Ah, of course, that conviction, in absentia, for unlawful sex with a minor, and the danger of being extradited from here. "Mm. So now I'm turning to Stephen Frears. I've spoken to his people." Well, he's a hot property since The Queen. "Yes. And I gather Helen Mirren can sing a bit. She'd make a great Miss Haversham." Ever the hard nosed realist when it comes to his career, Mike acknowledges the difficulty of turning even the strongest score and script into a movie, but we wish the Stephen Sondheim du jour the very best. In the meantime, he can be heard each weekday, in the Essex area, broadcasting on The Big L, the station cited above a building society office in the coastal town of Frinton-on-Sea.

* WHEN HE'S not doing that, Ready's in town helping Boris Johnson's mayoral campaign. He was a runner for the Tory nomination himself, before selflessly withdrawing for the good of the Party, and is bullish about Boris's chances. The problem for Boris, it seems to me, is that the bullishness is justified. Boris is now joint favourite with Ken Livingstone. And yet, and yet ... a feeling in my bones says that London Mayor – a highly technical, demanding job that would cost him the best part of £500,000 per annum in lost income from his newspaper and after dinner speaking work – is the last thing in the world Boris wants to be; that his primary intent is to lose with enough honour to rebuild his front-bench career; and that if he looks like winning as 1 May approaches, he will contrive one of those hilarious gaffes to ensure that he doesn't.

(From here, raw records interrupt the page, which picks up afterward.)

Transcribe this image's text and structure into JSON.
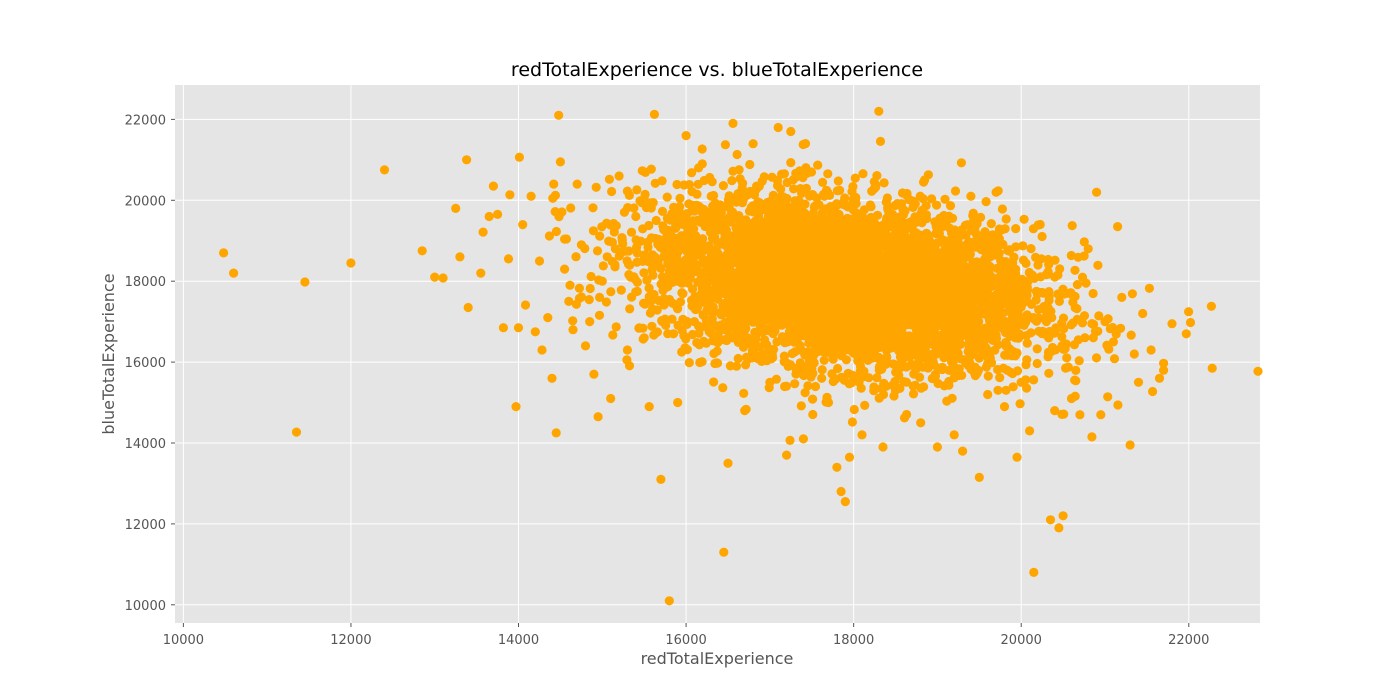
{
  "chart_data": {
    "type": "scatter",
    "title": "redTotalExperience vs. blueTotalExperience",
    "xlabel": "redTotalExperience",
    "ylabel": "blueTotalExperience",
    "xlim": [
      9900,
      22850
    ],
    "ylim": [
      9550,
      22850
    ],
    "xticks": [
      10000,
      12000,
      14000,
      16000,
      18000,
      20000,
      22000
    ],
    "yticks": [
      10000,
      12000,
      14000,
      16000,
      18000,
      20000,
      22000
    ],
    "xtick_labels": [
      "10000",
      "12000",
      "14000",
      "16000",
      "18000",
      "20000",
      "22000"
    ],
    "ytick_labels": [
      "10000",
      "12000",
      "14000",
      "16000",
      "18000",
      "20000",
      "22000"
    ],
    "grid": true,
    "marker_color": "#ffa500",
    "plot_background": "#e5e5e5",
    "grid_color": "#ffffff",
    "center": {
      "x": 17900,
      "y": 17950
    },
    "spread": {
      "x": 1150,
      "y": 1050
    },
    "series": [
      {
        "x": [
          10480,
          10600,
          11350,
          11450,
          12000,
          12400,
          12850,
          13000,
          13100,
          13250,
          13300,
          13380,
          13400,
          13550,
          13650,
          13700,
          13750,
          13820,
          13880,
          13970,
          14000,
          14050,
          14150,
          14200,
          14250,
          14280,
          14350,
          14400,
          14420,
          14450,
          14480,
          14500,
          14550,
          14600,
          14650,
          14700,
          14750,
          14800,
          14850,
          14900,
          14950,
          15000,
          15100,
          15200,
          15300,
          15400,
          15500,
          15560,
          15700,
          15800,
          15850,
          15900,
          16000,
          16150,
          16300,
          16450,
          16500,
          16560,
          16700,
          16800,
          17000,
          17100,
          17200,
          17250,
          17400,
          17700,
          17800,
          17850,
          17900,
          17950,
          18100,
          18200,
          18300,
          18350,
          18500,
          18700,
          18800,
          19000,
          19200,
          19300,
          19400,
          19500,
          19600,
          19700,
          19800,
          19950,
          20000,
          20100,
          20150,
          20200,
          20300,
          20350,
          20400,
          20450,
          20500,
          20550,
          20600,
          20700,
          20800,
          20900,
          20950,
          21000,
          21100,
          21150,
          21200,
          21300,
          21350,
          21400,
          21450,
          21550,
          21650,
          21700,
          21800,
          21970,
          22270,
          22280
        ],
        "y": [
          18700,
          18200,
          14270,
          17980,
          18450,
          20750,
          18750,
          18100,
          18080,
          19800,
          18600,
          21000,
          17350,
          18200,
          19600,
          20350,
          19650,
          16850,
          18550,
          14900,
          16850,
          19400,
          20100,
          16750,
          18500,
          16300,
          17100,
          15600,
          20400,
          14250,
          22100,
          20950,
          18300,
          17500,
          16800,
          20400,
          18900,
          16400,
          17000,
          15700,
          14650,
          18000,
          15100,
          20600,
          16300,
          19600,
          16600,
          14900,
          13100,
          10100,
          16700,
          15000,
          21600,
          20800,
          20100,
          11300,
          13500,
          21900,
          14800,
          21400,
          15500,
          21800,
          13700,
          21700,
          14100,
          15000,
          13400,
          12800,
          12550,
          13650,
          14200,
          16700,
          22200,
          13900,
          15300,
          16500,
          14500,
          13900,
          14200,
          13800,
          20100,
          13150,
          15200,
          20200,
          14900,
          13650,
          15500,
          14300,
          10800,
          18400,
          17000,
          12100,
          14800,
          11900,
          12200,
          17700,
          15100,
          14700,
          18800,
          20200,
          14700,
          17000,
          16500,
          19350,
          17600,
          13950,
          16200,
          15500,
          17200,
          16300,
          15600,
          15800,
          16950,
          16700,
          17380,
          15850
        ]
      }
    ]
  }
}
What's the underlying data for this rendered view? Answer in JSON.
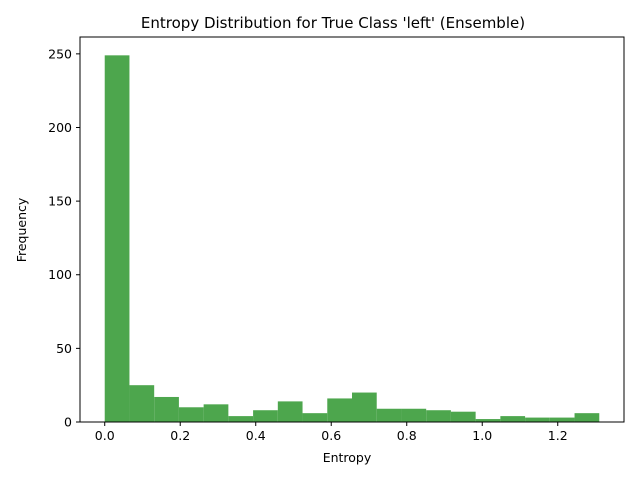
{
  "chart_data": {
    "type": "bar",
    "title": "Entropy Distribution for True Class 'left' (Ensemble)",
    "xlabel": "Entropy",
    "ylabel": "Frequency",
    "bar_color": "#4da64d",
    "bin_edges": [
      0.0,
      0.0655,
      0.131,
      0.1965,
      0.262,
      0.3275,
      0.393,
      0.4585,
      0.524,
      0.5895,
      0.655,
      0.7205,
      0.786,
      0.8515,
      0.917,
      0.9825,
      1.048,
      1.1135,
      1.179,
      1.2445,
      1.31
    ],
    "values": [
      249,
      25,
      17,
      10,
      12,
      4,
      8,
      14,
      6,
      16,
      20,
      9,
      9,
      8,
      7,
      2,
      4,
      3,
      3,
      6
    ],
    "xlim": [
      -0.0655,
      1.3755
    ],
    "ylim": [
      0,
      261.45
    ],
    "xticks": [
      0.0,
      0.2,
      0.4,
      0.6,
      0.8,
      1.0,
      1.2
    ],
    "xtick_labels": [
      "0.0",
      "0.2",
      "0.4",
      "0.6",
      "0.8",
      "1.0",
      "1.2"
    ],
    "yticks": [
      0,
      50,
      100,
      150,
      200,
      250
    ],
    "ytick_labels": [
      "0",
      "50",
      "100",
      "150",
      "200",
      "250"
    ],
    "grid": false,
    "legend": "none"
  }
}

* IF THAT seems far fetched, please remember that I am the talented soothsayer who a) foresaw that Boris wouldn't run at all; and b) confidently predicted, on the comment pages 10 days ago, that Hillary Clinton would deliver a graceful concession speech last Wednesday after her fatal loss to Obama in Texas. So think on.

* EARLY IN the new year, we expressed concern for Nigel Newton, the preppy American who runs Bloomsbury from London (directly modelled on the Dan Aykroyd character in Trading Places, he is thought to have sung in an Ivy League barber shop choir). Life after Harry Potter isn't easy for the publishing house, what with profits warnings and all, and Nigel's ability to handle the stress remains in doubt. His MD in the US has hurriedly departed, as has her deputy, and Nigel will want to reassert a grip forthwith. Still, the man who paid a fortune for David Blunkett's straight-to-bargain-bin memoir has learnt the value of thrift. Bloomsbury's Christmas party was a bring-your-own-bottle affair. Touch wood there are enough staff left to justify holding another.

* DISTRESSING NEWS, in the lead item of his Sun column, that the parking fee at Kelvin MacKenzie's Surrey railway station has ballooned from £3.50 to a fiver a day. Kelvin is right to rail at Elmbridge Borough Council for "this disgraceful rise", especially when "nearby Wraysbury station doesn't charge at all." What's so perplexing here is the refusal of Kelvin's MP Philip Hammond, whose other economic duties begin and end with being George Osborne's No 2 in the Tory treasury team, declines to concern himself with the scandal. Will these people never learn?

* SONY RADIO awards organisers are directed to last Thursday's Today programme. At 7.12am, discussing the Liberal Democrat referendum vote disaster of the previous night, Jim Naughtie ridiculed the idiotic notion that he struggles with the distinction between interviewer and interviewee with such casual elegance that the engraver might as well start work on his golden mic now. When his interviewee posed a rhetorical question, Jim leapt into answer it only to be interrupted. "Hang on, you've put the question, let me ..." said Jim, keeping any trace of rancour from his tone. Quite magnificent.

* RETURNING TO the revival of Mike Read's Oscar, finally, a word to the management of the Shaw Theatre on the distant outskirts of Islington, where the musical was originally staged. The reason the 2004 run narrowly failed to challenge The Mousetrap by extending into a second performance, so Ready reminds us, was serious technical problems with the sound. The Shaw happens to be the London venue for favourite columnist Jon Gaunt's Q&A roadshow. If there is any hint of a repetition on 27 April, the night of our Leftie Liberals For Gaunty outing, I will not be answerable for what ensues.